Servo and static stabilizer will give you a constant voltage throughout the voltage range. However servo is the slowest to respond as it has a large rotor with a carbon brush that needs to be moved over copper winding. Servo and static are many times the cost. I have also installed high voltage cut off devices that work faster than the relay and static stabilizers.

Something like this installed in the main board
Thank you so much will look forward to buy both the items
 
Check this post, may possibly help you.

Yes similar suggestions also recieved for same product , thank you so much 🙂🙂🙂
 
These brands eurocontrols, amic, etc are made in Taiwan products. If one wants indian products then one can look at home protectors, but almost all of them look ugly and will require an electriction to fit it. If one gets these home protector locally, the dealer also helps in installing them. Apart from that you have SPDT switches with high voltage and surge protection and these can be fitted inside the existing electrical distribution panel.

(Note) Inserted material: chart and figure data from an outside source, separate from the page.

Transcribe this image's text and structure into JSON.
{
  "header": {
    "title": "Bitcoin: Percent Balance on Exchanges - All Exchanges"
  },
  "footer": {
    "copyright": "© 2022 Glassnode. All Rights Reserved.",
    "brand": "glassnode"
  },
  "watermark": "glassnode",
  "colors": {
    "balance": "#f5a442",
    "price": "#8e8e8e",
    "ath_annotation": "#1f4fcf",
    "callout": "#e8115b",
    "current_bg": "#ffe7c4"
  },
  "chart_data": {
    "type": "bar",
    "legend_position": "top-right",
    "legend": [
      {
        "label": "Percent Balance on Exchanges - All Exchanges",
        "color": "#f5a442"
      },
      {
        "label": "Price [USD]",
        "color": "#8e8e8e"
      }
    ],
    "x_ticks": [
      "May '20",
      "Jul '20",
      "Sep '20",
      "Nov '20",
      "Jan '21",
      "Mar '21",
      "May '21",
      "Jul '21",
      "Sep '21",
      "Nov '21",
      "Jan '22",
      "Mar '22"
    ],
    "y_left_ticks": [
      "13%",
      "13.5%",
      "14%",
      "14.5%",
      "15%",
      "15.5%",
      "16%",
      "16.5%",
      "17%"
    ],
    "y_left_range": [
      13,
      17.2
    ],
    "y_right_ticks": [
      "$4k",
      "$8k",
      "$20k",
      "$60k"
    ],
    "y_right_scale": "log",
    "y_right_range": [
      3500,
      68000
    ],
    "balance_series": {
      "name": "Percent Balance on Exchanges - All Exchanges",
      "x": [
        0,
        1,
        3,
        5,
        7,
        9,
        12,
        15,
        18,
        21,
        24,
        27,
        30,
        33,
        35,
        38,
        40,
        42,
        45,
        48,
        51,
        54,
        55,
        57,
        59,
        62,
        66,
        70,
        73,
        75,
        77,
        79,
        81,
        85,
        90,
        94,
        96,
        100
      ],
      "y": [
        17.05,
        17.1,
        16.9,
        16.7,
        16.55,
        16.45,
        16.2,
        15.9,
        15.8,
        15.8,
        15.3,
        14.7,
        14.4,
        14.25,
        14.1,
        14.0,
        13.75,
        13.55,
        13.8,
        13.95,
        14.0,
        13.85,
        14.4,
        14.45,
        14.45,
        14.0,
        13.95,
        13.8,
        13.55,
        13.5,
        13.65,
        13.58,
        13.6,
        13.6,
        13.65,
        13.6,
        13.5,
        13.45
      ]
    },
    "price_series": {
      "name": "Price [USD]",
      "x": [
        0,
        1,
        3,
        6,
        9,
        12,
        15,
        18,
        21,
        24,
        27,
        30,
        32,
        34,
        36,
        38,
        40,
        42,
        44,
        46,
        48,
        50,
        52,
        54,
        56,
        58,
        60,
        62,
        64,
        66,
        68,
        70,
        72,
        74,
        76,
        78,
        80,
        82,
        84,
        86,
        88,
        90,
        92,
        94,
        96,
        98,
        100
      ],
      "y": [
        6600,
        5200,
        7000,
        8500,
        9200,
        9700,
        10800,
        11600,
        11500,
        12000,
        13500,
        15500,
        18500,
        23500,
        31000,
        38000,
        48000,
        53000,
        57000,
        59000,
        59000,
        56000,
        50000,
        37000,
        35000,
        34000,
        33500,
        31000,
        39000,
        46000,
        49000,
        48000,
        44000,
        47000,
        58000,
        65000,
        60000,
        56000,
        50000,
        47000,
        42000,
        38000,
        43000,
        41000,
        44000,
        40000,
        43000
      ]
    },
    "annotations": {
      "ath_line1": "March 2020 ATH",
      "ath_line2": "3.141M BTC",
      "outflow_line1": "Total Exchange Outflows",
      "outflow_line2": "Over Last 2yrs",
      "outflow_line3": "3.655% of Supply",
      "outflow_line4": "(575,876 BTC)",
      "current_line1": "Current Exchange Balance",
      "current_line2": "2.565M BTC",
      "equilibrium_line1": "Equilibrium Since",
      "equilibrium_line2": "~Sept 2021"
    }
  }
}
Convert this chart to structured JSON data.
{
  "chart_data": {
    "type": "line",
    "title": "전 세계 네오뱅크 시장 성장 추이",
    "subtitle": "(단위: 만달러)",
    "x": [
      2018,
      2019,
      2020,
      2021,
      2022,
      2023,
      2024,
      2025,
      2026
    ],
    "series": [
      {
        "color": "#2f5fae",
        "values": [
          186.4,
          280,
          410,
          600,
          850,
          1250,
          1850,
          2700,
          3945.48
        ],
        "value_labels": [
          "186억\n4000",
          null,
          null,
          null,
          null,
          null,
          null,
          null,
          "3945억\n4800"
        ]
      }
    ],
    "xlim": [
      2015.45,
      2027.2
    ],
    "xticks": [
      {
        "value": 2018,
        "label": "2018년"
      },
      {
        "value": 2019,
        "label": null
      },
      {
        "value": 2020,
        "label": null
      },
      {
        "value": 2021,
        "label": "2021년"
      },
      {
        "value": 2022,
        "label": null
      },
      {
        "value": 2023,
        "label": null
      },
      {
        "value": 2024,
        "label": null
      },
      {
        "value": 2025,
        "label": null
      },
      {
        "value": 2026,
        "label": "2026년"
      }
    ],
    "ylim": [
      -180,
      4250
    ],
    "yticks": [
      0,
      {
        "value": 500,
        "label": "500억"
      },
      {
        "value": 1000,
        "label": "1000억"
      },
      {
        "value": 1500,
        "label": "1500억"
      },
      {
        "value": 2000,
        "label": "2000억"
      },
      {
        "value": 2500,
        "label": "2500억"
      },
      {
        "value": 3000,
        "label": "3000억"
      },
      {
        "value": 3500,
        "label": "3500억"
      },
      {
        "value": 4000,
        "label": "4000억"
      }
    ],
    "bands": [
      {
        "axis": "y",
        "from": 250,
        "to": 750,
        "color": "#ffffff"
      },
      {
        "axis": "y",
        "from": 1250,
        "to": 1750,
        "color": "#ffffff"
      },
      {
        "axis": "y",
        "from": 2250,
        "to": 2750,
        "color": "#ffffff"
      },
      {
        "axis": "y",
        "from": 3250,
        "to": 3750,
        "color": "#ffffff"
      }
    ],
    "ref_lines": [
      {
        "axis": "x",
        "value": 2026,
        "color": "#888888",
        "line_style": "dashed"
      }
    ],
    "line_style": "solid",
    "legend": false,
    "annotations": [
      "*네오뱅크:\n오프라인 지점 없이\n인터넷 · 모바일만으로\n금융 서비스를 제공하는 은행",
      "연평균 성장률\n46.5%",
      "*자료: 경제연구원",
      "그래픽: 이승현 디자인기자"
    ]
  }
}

Most of the indian home protectors look like this
My concern was not the country of manufacture for these products but rather, that none of these products mention compliance to any safety standards. Even a basic fuse found on the mains board is ISI certified. This product Magnus Power Protection Systems is ISO 9001 certified, I do not understand relevance of ISO 9001 certification for a consumer grade electrical circuit breaker.